The interior of the dome structure is dominated by magmatic intrusive rocks, especially east of the North-South trending fault zone. These rocks occupy about 80% of the dome's surface area. It is therefore very likely that the basement upwarp was caused by a ballooning of the neovariscan intrusives. A direct tectonical cause of the structure caused by horsing thrust units during mediovariscan tectogenesis (continental collision 400 to 360 million years BP in the Limousin can be ruled out as the Saint-Mathieu leucogranite intruded well above the thrust plane and also sent many small apophyses into the augengneisses.

Age

The neovariscan intrusives within the dome were emplaced during the Pennsylvanian, the Piégut-Pluviers granodiorite is dated for instance at 315 to 314 million years BP. The Saint-Mathieu leucogranite is younger, its coarse-grained facies was dated at 304 million years.

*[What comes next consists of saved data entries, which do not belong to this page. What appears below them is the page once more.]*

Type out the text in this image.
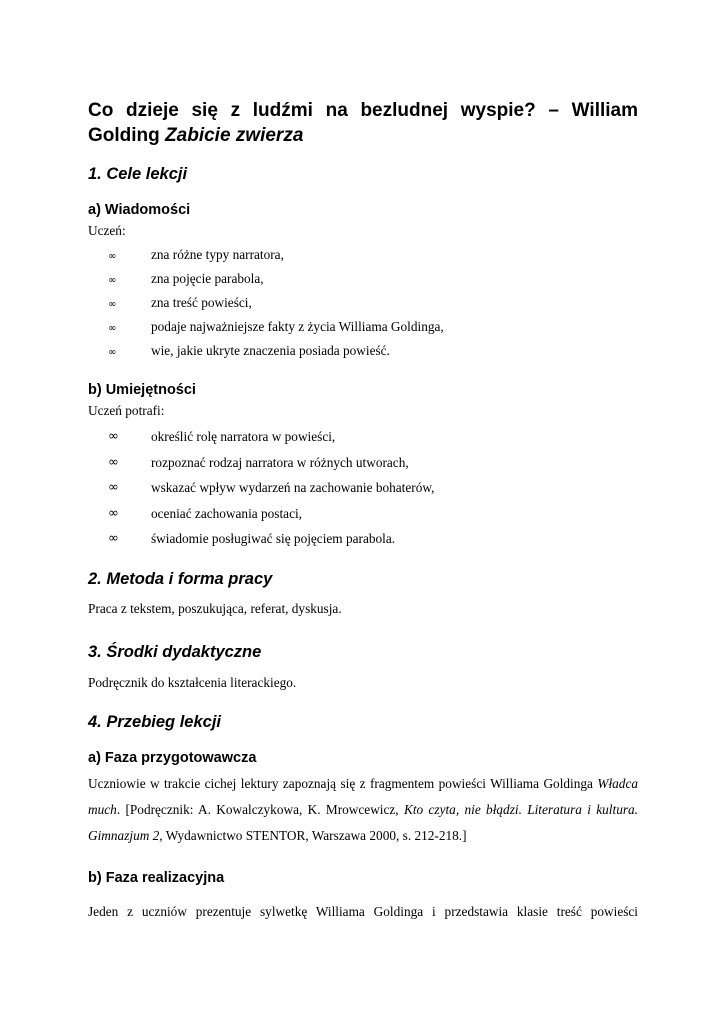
Co dzieje się z ludźmi na bezludnej wyspie? – William Golding Zabicie zwierza
1. Cele lekcji
a) Wiadomości

Uczeń:

∞	zna różne typy narratora,
∞	zna pojęcie parabola,
∞	zna treść powieści,
∞	podaje najważniejsze fakty z życia Williama Goldinga,
∞	wie, jakie ukryte znaczenia posiada powieść.
b) Umiejętności

Uczeń potrafi:

∞ określić rolę narratora w powieści,
∞ rozpoznać rodzaj narratora w różnych utworach,
∞ wskazać wpływ wydarzeń na zachowanie bohaterów,
∞ oceniać zachowania postaci,
∞ świadomie posługiwać się pojęciem parabola.
2. Metoda i forma pracy

Praca z tekstem, poszukująca, referat, dyskusja.

3. Środki dydaktyczne

Podręcznik do kształcenia literackiego.

4. Przebieg lekcji
a) Faza przygotowawcza

Uczniowie w trakcie cichej lektury zapoznają się z fragmentem powieści Williama Goldinga Władca much. [Podręcznik: A. Kowalczykowa, K. Mrowcewicz, Kto czyta, nie błądzi. Literatura i kultura. Gimnazjum 2, Wydawnictwo STENTOR, Warszawa 2000, s. 212-218.]

b) Faza realizacyjna

Jeden z uczniów prezentuje sylwetkę Williama Goldinga i przedstawia klasie treść powieści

This terminal Carboniferous age is most probably also the date for the final arching of the upwarp.

Regional overview

The Saint-Mathieu dome is situated to the west of a large synform in the variscan nappe stack, the Saint-Germain-les-Belles Synform. South of Limoges this medium to high grade nappe stack consists of the Parautochthonous Micaschist Unit at the bottom, tectonically overlain by the Lower Gneiss Unit and the Upper Gneiss Unit resting on top. The Upper Gneiss Unit is itself overthrust by the less metamorphic Thiviers-Payzac Unit from the south. The Mazerolles Unit, also of lower metamorphic grade and lithologically comparable to the TPU, overrides the paragneisses of the Lower Gneiss Unit from the southwest. The Saint-Mathieu dome has upturned the nappe pile at its eastern edge so that the normally hidden Parautochthonous Micaschist Unit now appears at the surface.
Similar structural relationships can be seen in the Millesvaches Massif east of the central synform. The Millesvaches Massif is also oriented North-South and consists like the Saint-Mathieu dome largely of intrusive rocks rimmed by micaschists of the PMU. With 160 kilometers it has a much larger meridional extension though. The 35 kilometers for the Saint-Mathieu dome most likely are only a minimal value as a possible extension of the dome underneath the sediments of the Aquitaine Basin has not been verified yet.